The former minister said he was "framed" and won't sacrifice himself.
By Andy Dabilis for Southeast European Times in Athens -- 12/01/13
George Papaconstantinou (right) speaks with Christine Lagarde at a 2011 EU meeting in Brussels. [AFP]
A former Greek finance minister who negotiated the country's first bailout with international lenders in 2010 is being investigated after three of his relatives were removed from the so-called Lagarde List.
George Papaconstantinou, who denied any wrongdoing, was immediately ejected from the PASOK Socialists by party leader Evangelos Venizelos -- his successor as finance minister.
A political furor has developed over the Lagarde List, named for former French Finance Minister Christine Lagarde, now head of the IMF.
The list includes thousands of people who had deposits in the Geneva branch of HSBC bank. Investigators in other nations have used the information to identify tax evaders, but Greek authorities have not done so. There are 2,062 Greeks, who have 1.5 billion euros in deposits, on the list.
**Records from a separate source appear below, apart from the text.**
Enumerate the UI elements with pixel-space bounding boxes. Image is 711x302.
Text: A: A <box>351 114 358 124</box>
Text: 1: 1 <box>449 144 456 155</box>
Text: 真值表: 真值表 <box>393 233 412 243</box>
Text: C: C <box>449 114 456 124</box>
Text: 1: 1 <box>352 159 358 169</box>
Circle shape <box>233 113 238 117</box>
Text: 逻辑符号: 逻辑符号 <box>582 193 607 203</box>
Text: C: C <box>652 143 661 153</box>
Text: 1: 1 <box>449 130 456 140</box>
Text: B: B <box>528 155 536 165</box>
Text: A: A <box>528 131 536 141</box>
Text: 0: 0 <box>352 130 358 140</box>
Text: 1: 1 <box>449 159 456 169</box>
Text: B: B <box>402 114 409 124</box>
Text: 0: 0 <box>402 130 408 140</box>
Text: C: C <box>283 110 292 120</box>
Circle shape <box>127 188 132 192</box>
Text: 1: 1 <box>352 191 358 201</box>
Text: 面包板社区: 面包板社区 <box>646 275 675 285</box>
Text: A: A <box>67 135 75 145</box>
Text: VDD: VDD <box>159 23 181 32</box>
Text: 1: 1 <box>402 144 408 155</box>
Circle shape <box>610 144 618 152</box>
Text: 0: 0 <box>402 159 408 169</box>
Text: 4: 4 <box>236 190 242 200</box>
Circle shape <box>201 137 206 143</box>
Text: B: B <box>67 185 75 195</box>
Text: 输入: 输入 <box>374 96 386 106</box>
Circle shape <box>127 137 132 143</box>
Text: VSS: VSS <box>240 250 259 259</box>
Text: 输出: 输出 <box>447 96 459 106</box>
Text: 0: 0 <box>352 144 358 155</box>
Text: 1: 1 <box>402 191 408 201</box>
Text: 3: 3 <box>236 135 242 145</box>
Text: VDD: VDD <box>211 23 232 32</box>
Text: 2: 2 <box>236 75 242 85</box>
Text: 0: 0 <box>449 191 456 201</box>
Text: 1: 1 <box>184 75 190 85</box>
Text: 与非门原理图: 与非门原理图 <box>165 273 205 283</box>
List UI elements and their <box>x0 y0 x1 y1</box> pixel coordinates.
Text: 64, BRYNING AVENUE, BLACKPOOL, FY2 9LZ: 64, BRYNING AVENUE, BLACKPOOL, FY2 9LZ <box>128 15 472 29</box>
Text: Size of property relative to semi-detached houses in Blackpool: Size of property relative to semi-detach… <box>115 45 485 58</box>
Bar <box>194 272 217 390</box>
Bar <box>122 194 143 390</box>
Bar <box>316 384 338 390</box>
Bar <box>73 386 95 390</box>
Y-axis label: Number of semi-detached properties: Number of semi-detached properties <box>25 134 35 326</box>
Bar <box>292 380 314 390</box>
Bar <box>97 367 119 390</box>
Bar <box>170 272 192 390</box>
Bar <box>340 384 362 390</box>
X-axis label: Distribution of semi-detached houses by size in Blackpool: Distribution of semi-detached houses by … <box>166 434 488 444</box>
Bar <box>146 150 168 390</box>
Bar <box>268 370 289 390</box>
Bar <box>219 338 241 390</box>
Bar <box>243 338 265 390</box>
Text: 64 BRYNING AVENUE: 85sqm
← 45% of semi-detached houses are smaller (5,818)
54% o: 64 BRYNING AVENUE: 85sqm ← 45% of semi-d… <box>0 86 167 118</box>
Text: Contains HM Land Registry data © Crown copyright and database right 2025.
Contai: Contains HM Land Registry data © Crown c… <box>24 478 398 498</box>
Lagarde gave the names to Papaconstantinou on a storage device, which Papaconstantinou said subsequently vanished. Late in 2012, after current Finance Minister Yiannis Stournaras vowed to find the missing data, Venizelos said he had a copy on a memory stick and gave it to Prime Minister Antonis Samaras' office.
In late December, when Greek officials retrieved the original list from French authorities, it showed three of Papaconstantinou's cousins had been excised. Papaconstantinou dismissed the coalition's move as an attempt to "manufacture guilt," and said he was willing to testify but wouldn't be a scapegoat for the country's crushing economic crisis.
"I have been framed," he said. "It is very convenient for the entire responsibility for this issue to be held by just one person," he added.
Antonis Klapsis, head of research for the Konstandinos Karamanlis Institute of Democracy, a New Democracy think tank, said Samaras' government will "gain some more points in the polls" if it deals with the issue decisively.
For Papaconstantinou to be prosecuted, his immunity while serving in office would have to be lifted. The crimes of tampering with a public document and breach of duty carry a jail sentence of up to 10 years.
Dimitris Sotiropoulos, an associate professor of political science at the University of Athens, said the revelations are dangerous for the government.
"Papaconstantinou may implicate other top PASOK cadres in shady affairs," other than the Lagarde List, he told SETimes. "There is a non-negligible probability that someone else, not George Papaconstantinou himself, took these two last names off the original list."
George Tzogopoulos, a research fellow at the Athens-based Hellenic Foundation for European and Foreign Policy, said the brouhaha is clouding a bigger issue. "The main objective for the state should be to collect money from this list," he told SETimes. "So far, there hasn't even been an attempt."